A resposta exige dúplice raciocínio: um que analisa o argumento de que a intimação, devida depois da ausência à audiência preliminar por descumprimento ao termo de comparecimento (artigo 71), não pode ser feita senão por mandado físico entregue por oficial de justiça, além de outro complementar, em que se examina a alegação de que a referida intimação, feita por meios eletrônicos, não é válida quando realizada sem prévio consentimento do envolvido ausente à audiência preliminar. Posto, então, o problema inicial com todo seu vigor, enfrentemo-lo, enfim.
Primeiro, serve de fundamento à refutação da pretensa nulidade o expresso teor do artigo 67 (especialmente se combinado com o § 2º do artigo 65). Qualquer meio hábil de comunicação, independentemente de expedição de mandado, presta-se às intimações a serem realizadas no microssistema do Jecrim, sobretudo para os chamamentos processuais efetuados na mesma comarca em que ocorrerá o ato judicial.
Conclusão
Em resumo, a parte final do citado artigo 67 é inequívoca e ao ser associada ao argumento a fortiori, acima explicitado (inserido no contexto do regime de nulidades, sempre excepcionais no âmbito do Jecrim), resulta na valia da tese ora esposada.

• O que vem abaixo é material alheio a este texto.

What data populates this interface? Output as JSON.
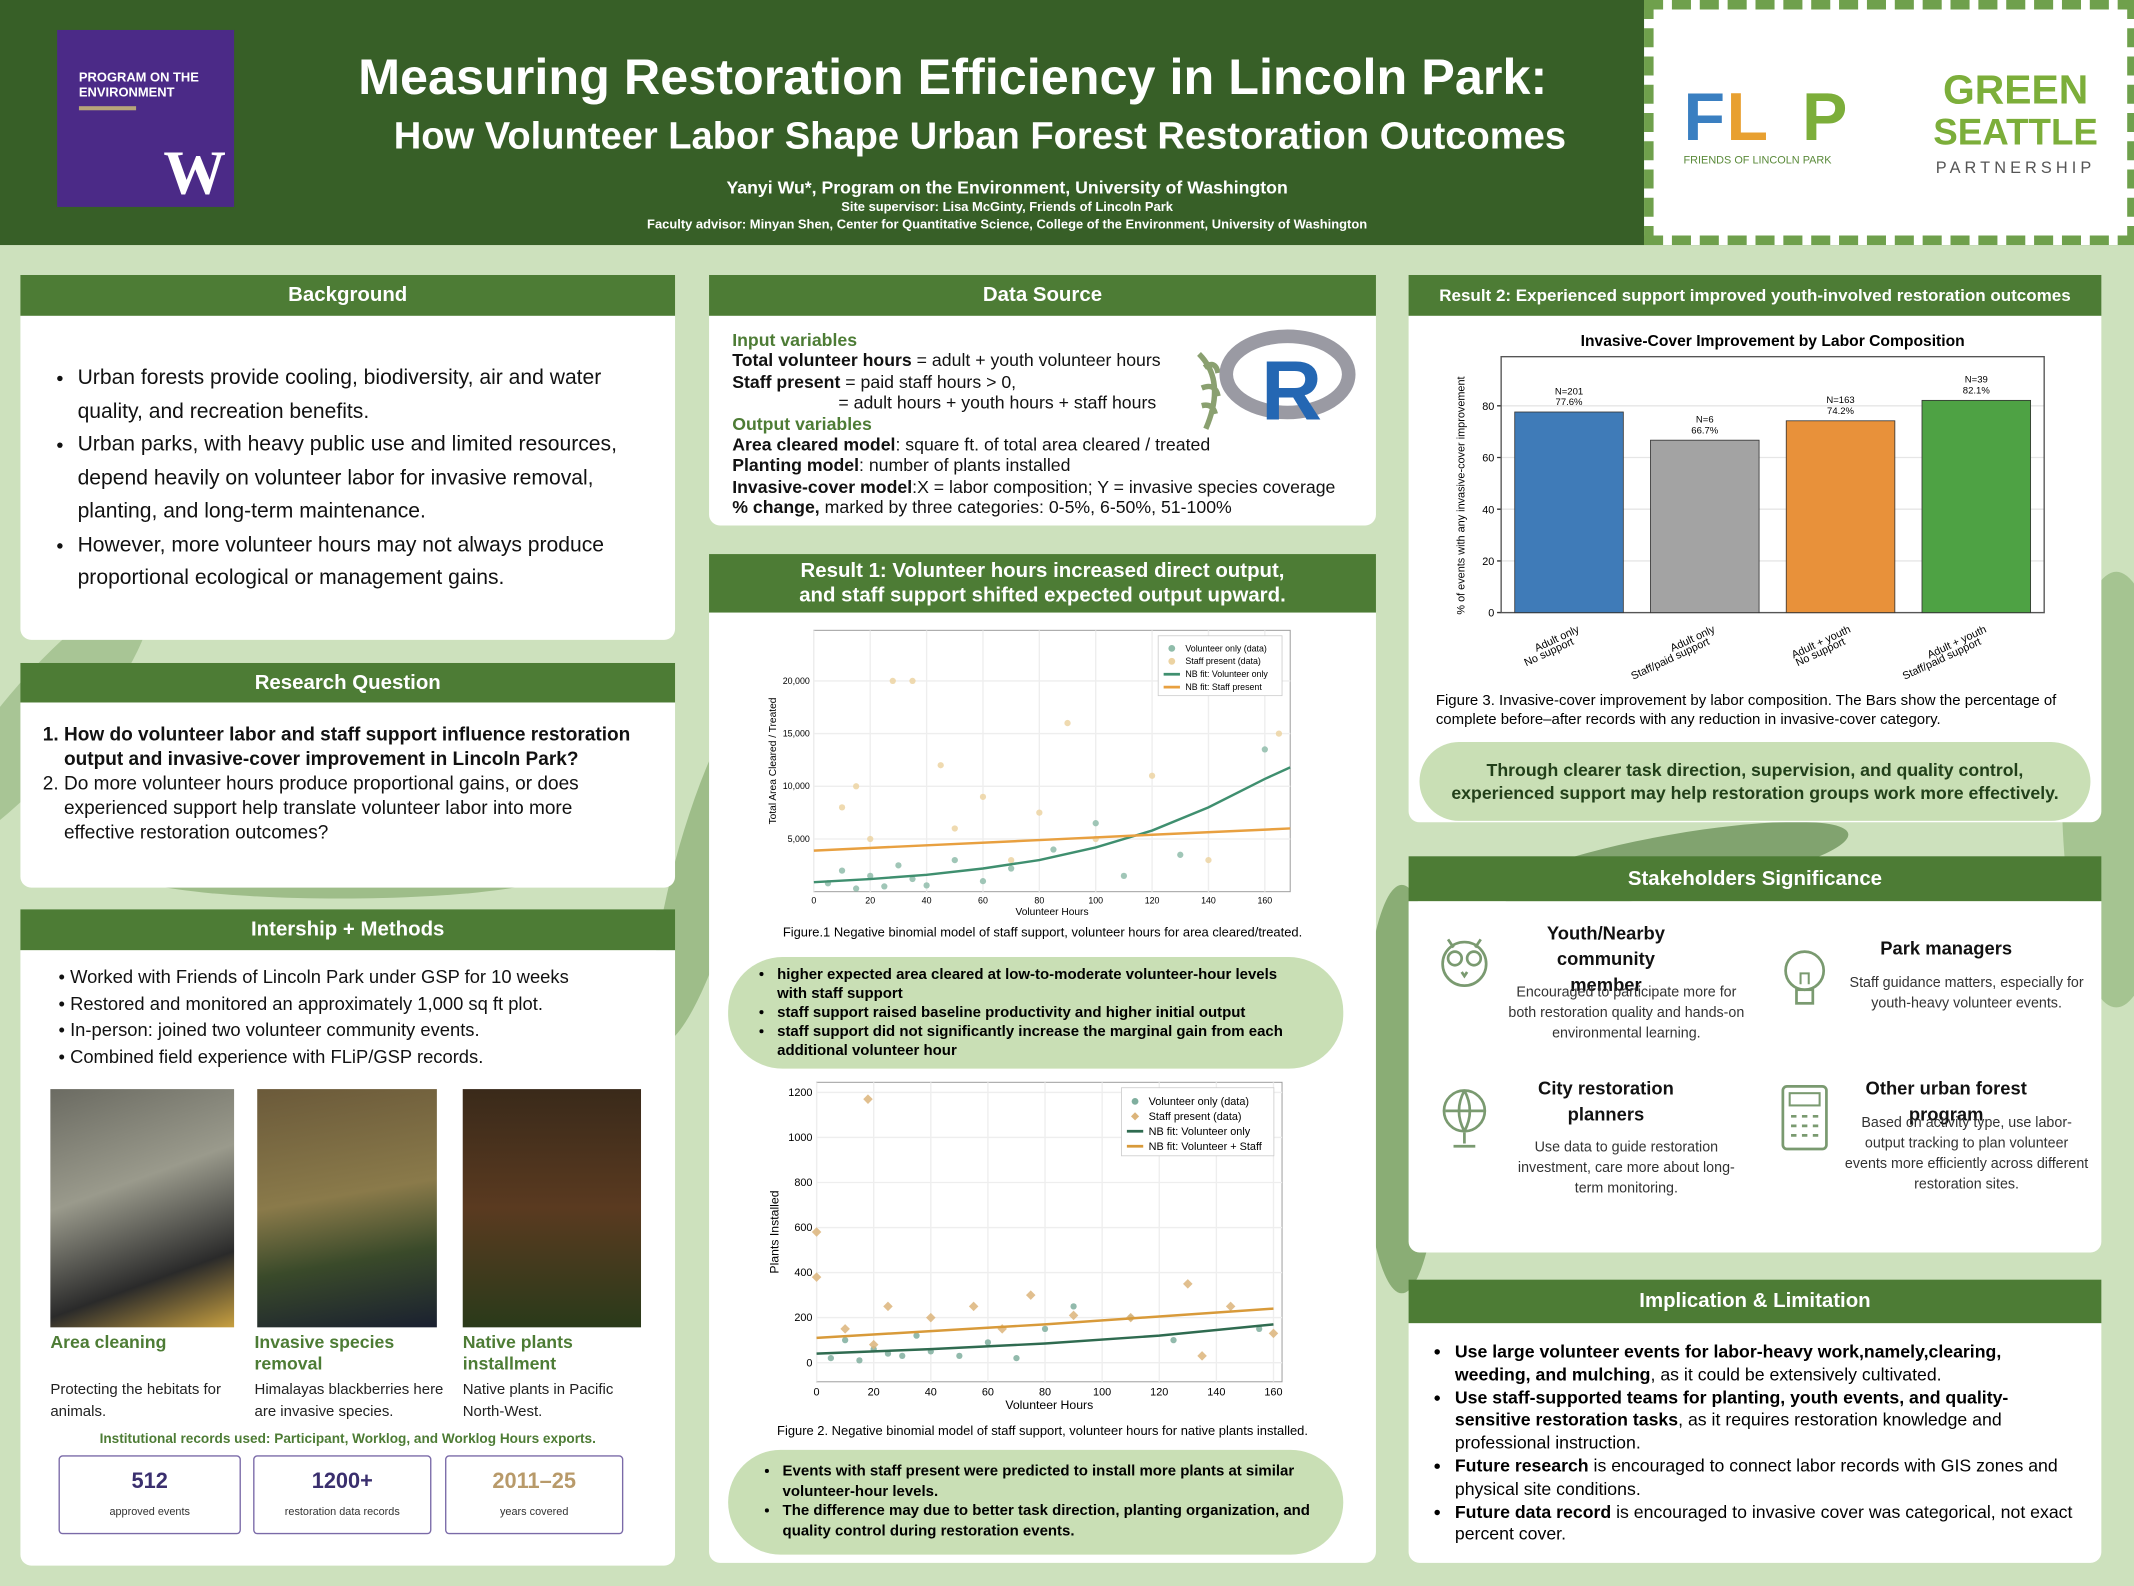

Em arremate, a base suficiente ao afastamento da cogitada nulidade está alastrada nos critérios norteadores do Jecrim (cf. artigo 62, notadamente: informalidade, celeridade e simplicidade) e nas regras do sistema de nulidades da Lei nº 9.099/1995 (a presunção de validade dos atos praticados, além da desconsideração da eiva processual quando os atos atingirem seus objetivos, desde que sem prejuízo à parte).
Portanto, se a intimação expedida por meio eletrônico houver sido certamente recebida (dado a ser aferido pela notificação de leitura do whatsApp ou pela resposta ao e-mail), mesmo que tais meios não tenham sido aderidos pelo intimando, ainda assim o respectivo ato judicial subsequente será presumivelmente válido, independentemente da presença da pessoa chamada à sua realização.
A anulação de referido ato judicial é possível: não pelo meio da intimação utilizado — isto é, mediante instrumento não-convencional — mas, eventualmente, a partir da demonstração de prejuízo processual concreto, de outra natureza, concernente à sua prática.
[1] Todos os dispositivos normativos citados neste artigo dizem respeito à Lei nº 9.099/1995.
[2]Diz-se de duas ausências consecutivas à audiência preliminar porque se o envolvido compareceu naquela realizada em seguida ao termo de compromisso do art.69, parágrafo único, da Lei nº 9.099/1995 e o ato judicial não pôde se realizar, aplica-se o art. 70 da mesma Lei: a segunda será designada em data próxima, da qual já sairá ciente.
[3]O CNJ aprovou o uso do aplicativo WhatsApp como ferramenta para intimações judiciais, no Procedimento de Controle Administrativo (PCA) 0003251-94.2016.2.00.0000; cf.